Scientific classification
- Kingdom: Plantae
- Clade: Tracheophytes
- Clade: Angiosperms
- Clade: Eudicots
- Clade: Asterids
- Order: Gentianales
- Family: Apocynaceae
- Genus: Baroniella
- Species: B. linearis
- Binomial name: Baroniella linearis (Choux) Bullock
- Synonyms: Baseonema lineare Choux ;

= Baroniella linearis =

- Genus: Baroniella
- Species: linearis
- Authority: (Choux) Bullock
- Conservation status: VU

Species of flowering plant

Baroniella linearis is a species of plant in the Apocynaceae family. It is endemic to
Madagascar.

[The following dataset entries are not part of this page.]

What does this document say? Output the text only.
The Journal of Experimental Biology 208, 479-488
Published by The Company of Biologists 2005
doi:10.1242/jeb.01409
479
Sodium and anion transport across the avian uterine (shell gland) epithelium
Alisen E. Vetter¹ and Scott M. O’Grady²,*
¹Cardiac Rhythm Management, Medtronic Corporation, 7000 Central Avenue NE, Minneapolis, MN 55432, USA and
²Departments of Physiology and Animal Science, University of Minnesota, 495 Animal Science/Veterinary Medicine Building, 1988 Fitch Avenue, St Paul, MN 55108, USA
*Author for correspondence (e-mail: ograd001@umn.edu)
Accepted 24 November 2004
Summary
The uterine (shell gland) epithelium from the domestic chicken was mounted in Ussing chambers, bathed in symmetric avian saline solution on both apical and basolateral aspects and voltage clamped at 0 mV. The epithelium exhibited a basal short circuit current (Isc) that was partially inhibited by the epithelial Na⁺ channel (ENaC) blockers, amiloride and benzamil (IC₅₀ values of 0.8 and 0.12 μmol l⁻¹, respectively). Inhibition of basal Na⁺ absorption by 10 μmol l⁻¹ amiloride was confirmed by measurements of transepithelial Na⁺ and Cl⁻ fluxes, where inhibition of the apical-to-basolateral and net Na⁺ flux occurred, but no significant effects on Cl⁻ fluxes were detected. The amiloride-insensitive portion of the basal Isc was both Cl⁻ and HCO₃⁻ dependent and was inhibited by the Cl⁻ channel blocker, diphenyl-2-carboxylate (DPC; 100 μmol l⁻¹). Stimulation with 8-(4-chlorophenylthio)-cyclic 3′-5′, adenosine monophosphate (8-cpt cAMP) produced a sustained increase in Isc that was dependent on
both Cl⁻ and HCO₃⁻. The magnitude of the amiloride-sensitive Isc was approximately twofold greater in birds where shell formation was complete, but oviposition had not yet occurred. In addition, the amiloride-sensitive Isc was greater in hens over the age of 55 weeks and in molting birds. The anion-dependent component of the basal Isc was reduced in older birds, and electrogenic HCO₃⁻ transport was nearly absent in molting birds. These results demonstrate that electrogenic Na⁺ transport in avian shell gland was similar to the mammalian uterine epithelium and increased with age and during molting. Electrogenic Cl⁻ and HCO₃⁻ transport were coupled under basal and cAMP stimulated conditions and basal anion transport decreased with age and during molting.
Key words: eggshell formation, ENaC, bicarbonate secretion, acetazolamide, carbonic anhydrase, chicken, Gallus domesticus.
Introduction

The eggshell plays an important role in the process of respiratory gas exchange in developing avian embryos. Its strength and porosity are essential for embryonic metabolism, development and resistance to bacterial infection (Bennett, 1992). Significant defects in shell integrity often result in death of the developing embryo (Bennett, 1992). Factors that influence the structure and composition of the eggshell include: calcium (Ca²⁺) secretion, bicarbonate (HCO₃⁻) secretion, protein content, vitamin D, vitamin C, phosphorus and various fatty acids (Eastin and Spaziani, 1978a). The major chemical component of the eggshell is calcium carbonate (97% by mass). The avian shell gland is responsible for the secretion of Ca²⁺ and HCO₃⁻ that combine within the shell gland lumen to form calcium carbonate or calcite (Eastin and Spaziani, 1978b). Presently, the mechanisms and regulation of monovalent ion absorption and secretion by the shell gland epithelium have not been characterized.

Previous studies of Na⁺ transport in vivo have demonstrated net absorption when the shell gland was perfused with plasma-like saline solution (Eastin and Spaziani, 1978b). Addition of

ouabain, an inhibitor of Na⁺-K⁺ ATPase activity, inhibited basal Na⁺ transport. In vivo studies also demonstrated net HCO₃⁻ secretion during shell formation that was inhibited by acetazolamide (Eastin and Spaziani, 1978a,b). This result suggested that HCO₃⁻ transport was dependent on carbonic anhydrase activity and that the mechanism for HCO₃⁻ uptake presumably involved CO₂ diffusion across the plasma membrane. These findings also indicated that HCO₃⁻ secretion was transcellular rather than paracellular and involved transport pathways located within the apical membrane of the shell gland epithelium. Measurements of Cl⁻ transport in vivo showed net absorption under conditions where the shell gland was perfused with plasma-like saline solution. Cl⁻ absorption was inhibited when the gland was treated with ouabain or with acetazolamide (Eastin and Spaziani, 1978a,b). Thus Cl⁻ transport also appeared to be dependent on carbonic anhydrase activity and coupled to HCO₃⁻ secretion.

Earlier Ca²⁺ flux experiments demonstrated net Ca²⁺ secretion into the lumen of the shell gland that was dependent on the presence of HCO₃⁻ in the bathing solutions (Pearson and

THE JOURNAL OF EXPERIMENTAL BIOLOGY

Pierre Choux, the botanist who first formally described the species using the synonym Baseonema lineare, named it after its narrow (linearis in Latin) leaves.

==Description==
It is twining plant that is woody only at the base of its stem. The hairless, narrow, linear to slightly oval leaves are 20–35 by 1–5 millimeters. The tips of the leaves pointed to gradually pointed. The bases have a cut-off to gradually narrowing shape. The leaves' midribs are distinctively raised on top and impressed below. Its petioles are 0.5 millimeters long. Its branched Inflorescences are 2–3.5 centimeters long. Each inflorescence has one or two flowers. Each flower is on a pedicel that is 3–5 millimeters long. The pedicels have bracts that are up to 0.5 millimeter long. Its flowers have 5 broadly oval sepals that are 0.6–0.9 by 0.6–0.9 millimeters, with pointed tips and margins that have fine hairs. Its 5 violet petals are fused at the base forming a 1–1.2 millimeter long tube. The free, oblong lobes of the petals are 2.4–3 by 2–2.7 millimeters. The tips of the petals are rounded. The flowers have a structure between the petals and the stamens called a corona. Its corona forms a short undulating ring with lobes between the stamens that are 0.3–0.4 millimeters high with rounded to cut-off tops, as well as lobes opposite the stamens that radiate toward the petals. The flowers have 5 stamen with rectangular anthers and filaments that are 0.2 millimeters long. The connective tissue between the compartments of the anther forms an extended cap less than half as long as the anther. The flowers have a pistil that is 0.7 millimeters long with disc shaped stigma. The stigma has 5 lobes have a spreading shape and are bent downwards. Each stigma lobe bears a structure called a pollen carrier. The pollen carriers are 0.2 millimeter long with an oval to rounded spathe without a stalk.

===Reproductive biology===
The pollen of Baroniella linearis is shed as permanent tetrads.

===Distribution and habitat===
It has been observed growing in transition zones between rain forests and plateaus at elevations of 800 to 1200 meters.